En 1895, à Trois-Rivières, voilà le pont de glace à la dérive. «Nous assistons aujourd’hui au spectacle de la débâcle, comme en plein printemps. Le fleuve charroie des quantités énormes de glace et le service de la traverse est forcément interrompu. Partis, les solides ponts de glace. À quand les bateaux ?» Le Trifluvien du 31 décembre. Ce fait s’explique par le temps doux, car le journal s’empresse d’ajouter : «Nous avons eu, samedi et dimanche [les 28 et 29], deux splendides journées… de printemps. C’est le cas de le dire, quand on voit ces cultivateurs de la banlieue entailler leurs érables, et celles-ci couler comme en avril. La sève n’est peut-être pas aussi riche en saccharine, mais elle est abondante tout de même, et M. Chs. Milette, cultivateur de Ste Marguerite, a trouvé le moyen de faire une dizaine de livres de sucre avec la sève retirée de ses érables. La même opération a été faite avec succès sur les érables qui embellissent notre parc. On nous mande, d’un autre côté, de St Grégoire et de Ste Gertrude que les cultivateurs de ces paroisses ont labouré leurs terres, vendredi, sans plus rencontrer de difficultés qu’au printemps. Ces deux faits prouvent assez la température exceptionnelle dont nous jouissons ici et dans les environs.»

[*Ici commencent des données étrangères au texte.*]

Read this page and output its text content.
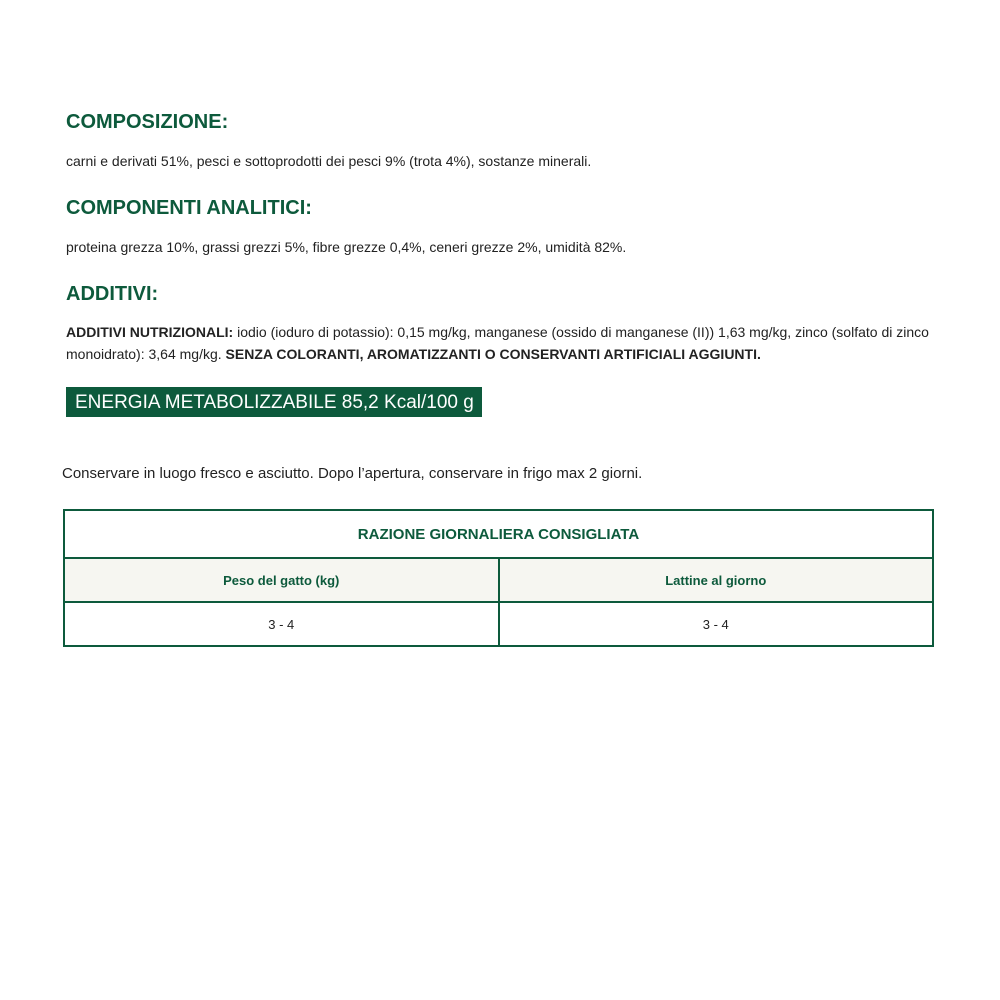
COMPOSIZIONE:

carni e derivati 51%, pesci e sottoprodotti dei pesci 9% (trota 4%), sostanze minerali.

COMPONENTI ANALITICI:

proteina grezza 10%, grassi grezzi 5%, fibre grezze 0,4%, ceneri grezze 2%, umidità 82%.

ADDITIVI:

ADDITIVI NUTRIZIONALI: iodio (ioduro di potassio): 0,15 mg/kg, manganese (ossido di manganese (II)) 1,63 mg/kg, zinco (solfato di zinco monoidrato): 3,64 mg/kg. SENZA COLORANTI, AROMATIZZANTI O CONSERVANTI ARTIFICIALI AGGIUNTI.

ENERGIA METABOLIZZABILE 85,2 Kcal/100 g

Conservare in luogo fresco e asciutto. Dopo l’apertura, conservare in frigo max 2 giorni.

RAZIONE GIORNALIERA CONSIGLIATA	
Peso del gatto (kg)	Lattine al giorno
3 - 4	3 - 4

En 1901, selon Le Courrier de Sorel, la maladie frappe Saint-Ours. «Le Dr Vary, du bureau de santé, a découvert, la semaine dernière, neuf nouveaux cas de picote. Les maisons où sont ces variolés ont été mises en quarantaine et placardées.»
Et voilà qu’en 1908, à Québec, la crèche de l’église Saint-Sauveur fait la nouvelle. «La foule ne cesse d’affluer à la crèche de l’Enfant Jésus. Faut dire aussi qu’elle est la plus belle de la ville et qu’elle est d’un réalisme frappant. Il a fallu plusieurs jours d’un dur labeur pour faire l’installation de ce chef-d’œuvre du genre. C’est une fête pour les enfants que d’aller voir et contempler le Divin Enfant dans sa Crèche.» Le Soleil du 31 décembre.
Et réjouissons-nous, dit Le Soleil de 1909. «C’est demain le jour si impatiemment attendu de ceux qui s’attendent à recevoir des étrennes. Les enfants surtout ont hâte que le jour de l’an soit venu. C’est aussi le jour des réunions de famille. On vient de partout, de tous les coins de la ville, de la campagne et même de l’étranger pour se réunir sous le toit paternel. On oublie, en ce beau jour, les petites divisions de familles pour se rappeler qu’on est époux, épouse, fils, fille ou parent.»
La gravure de la traversée du Saint-Laurent en hiver fut publiée dans L’Opinion publique du 11 mars 1880. On la retrouve sur le site de Bibliothèque et Archives nationales du Québec au descripteur «Ponts de glace».